Flash forward to the present day, when lawyer Beth Eastern (Anne Heche) arrives in New York to pay a visit on Sheriff and Tony. It seems that after the two of them left Malaysia, Lewis was apprehended with the remaining 104 grams of hashish, just enough to be classified as a drug dealer, and to be sentenced to death.
Beth is in New York to convince Sheriff and Tony to return with her to Malaysia. If they do, each man will be sentenced to three years in the Malaysian prison system. If they refuse, Lewis will be hanged in eight days…
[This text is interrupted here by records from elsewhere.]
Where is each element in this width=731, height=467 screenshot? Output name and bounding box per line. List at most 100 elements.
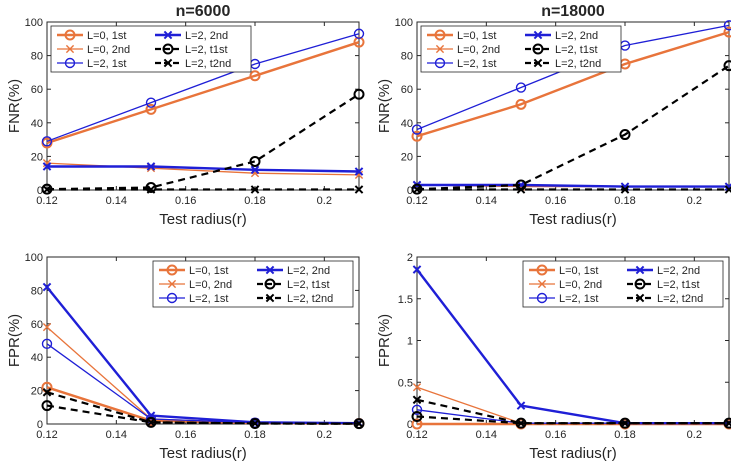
data-point — [42, 185, 52, 194]
legend-label: L=0, 2nd — [457, 44, 500, 56]
data-point — [42, 387, 52, 397]
legend-marker — [537, 279, 547, 289]
legend-marker — [163, 58, 173, 68]
legend-marker — [65, 44, 75, 54]
legend-marker — [265, 293, 275, 303]
y-tick-label: 40 — [31, 352, 43, 364]
x-tick-label: 0.18 — [614, 195, 635, 207]
chart-panel-1: 0.12 0.14 0.16 0.18 0.2 0 20 40 60 80 100 Test radi… — [6, 3, 365, 228]
chart-panel-4: 0.12 0.14 0.16 0.18 0.2 0 0.5 1 1.5 2 Test radius(… — [376, 252, 731, 462]
y-tick-label: 0.5 — [398, 377, 413, 389]
series-l-2-t2nd — [42, 185, 364, 194]
legend-marker — [264, 278, 276, 290]
x-tick-label: 0.12 — [36, 429, 57, 441]
data-point — [724, 182, 731, 191]
legend-label: L=0, 2nd — [559, 279, 602, 291]
x-tick-label: 0.16 — [175, 429, 196, 441]
legend-label: L=2, 2nd — [657, 265, 700, 277]
data-point — [146, 162, 156, 171]
legend-marker — [536, 292, 548, 304]
data-point — [412, 395, 422, 405]
data-point — [146, 418, 156, 427]
data-point — [411, 404, 423, 416]
legend-box — [522, 260, 724, 308]
data-point — [619, 129, 631, 141]
legend-marker — [265, 265, 275, 275]
data-point — [354, 419, 364, 428]
data-point — [723, 60, 731, 72]
data-point — [353, 88, 365, 100]
x-tick-label: 0.14 — [476, 429, 497, 441]
data-point — [620, 418, 630, 428]
legend-label: L=2, 1st — [189, 293, 228, 305]
legend-label: L=2, 1st — [87, 58, 126, 70]
data-point — [412, 265, 422, 274]
y-tick-label: 40 — [31, 118, 43, 130]
y-tick-label: 1 — [407, 336, 413, 348]
y-tick-label: 80 — [401, 51, 413, 63]
legend-label: L=2, t1st — [185, 44, 228, 56]
data-point — [723, 417, 731, 429]
legend-label: L=2, 1st — [559, 293, 598, 305]
data-point — [145, 97, 157, 108]
y-tick-label: 0 — [407, 185, 413, 197]
data-point — [724, 185, 731, 194]
series-line — [416, 30, 730, 138]
legend-marker — [64, 57, 76, 69]
data-point — [515, 82, 527, 93]
data-point — [353, 418, 365, 430]
data-point — [353, 28, 365, 39]
legend: L=0, 1st L=2, 2nd L=0, 2nd L=2, t1st L=2, 1s… — [522, 260, 724, 308]
x-tick-label: 0.16 — [175, 195, 196, 207]
series-line — [417, 183, 729, 188]
x-tick-label: 0.12 — [36, 195, 57, 207]
series-line — [46, 33, 360, 142]
data-point — [41, 136, 53, 147]
x-axis-label: Test radius(r) — [159, 211, 247, 228]
legend: L=0, 1st L=2, 2nd L=0, 2nd L=2, t1st L=2, 1s… — [420, 25, 622, 73]
legend-marker — [634, 278, 646, 290]
series-line — [46, 326, 360, 425]
legend-label: L=0, 1st — [457, 30, 496, 42]
legend: L=0, 1st L=2, 2nd L=0, 2nd L=2, t1st L=2, 1s… — [152, 260, 354, 308]
legend-marker — [532, 43, 544, 55]
series-line — [416, 398, 729, 425]
data-point — [249, 155, 261, 167]
x-tick-label: 0.2 — [317, 429, 332, 441]
x-tick-label: 0.18 — [244, 195, 265, 207]
legend-box — [420, 25, 622, 73]
data-point — [723, 20, 731, 31]
data-point — [249, 70, 261, 82]
x-tick-label: 0.12 — [406, 429, 427, 441]
y-tick-label: 80 — [31, 51, 43, 63]
series-l-2-1st — [41, 338, 365, 429]
data-point — [411, 130, 423, 142]
data-point — [412, 185, 422, 194]
legend-label: L=2, 1st — [457, 58, 496, 70]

Return to Paradise poses an intriguing ethical dilemma. Unfortunately, the way the film poses it leaves little doubt as to what the eventual resolution will be. It simply becomes a matter of waiting for the characters to come around to the film’s point of view.
Another of the film’s stumbling blocks is with the film’s lead character, Sheriff. Though he’s given a few minor introductory scenes in Malaysia, we are introduced to his character primarily through the moral dilemma. Vince Vaughn plays Sheriff with great ambivalence. Since we have no neutral ground with which to view his character, we never know what he’s really thinking.
David Conrad is mostly ignored as Tony, so we’re given even less insight into his character than Sheriff’s. Redeeming the cast, however, are Anne Heche and Joaquin Phoenix. Both give passionate, moving performances that show the heights to which Return to Paradise might have risen.
Still, there are some interesting ideas sprinkled around Return to Paradise. One subplot, involving Jada Pinkett Smith as a journalist who is investigating the story, ties in nicely with the overall theme of responsibility vs. self-interest. There is plenty of material throughout to spark an after-the-movie “what would you do” conversation.
Return to Paradise isn’t a bad film. It’s just one that doesn’t live up to its potential.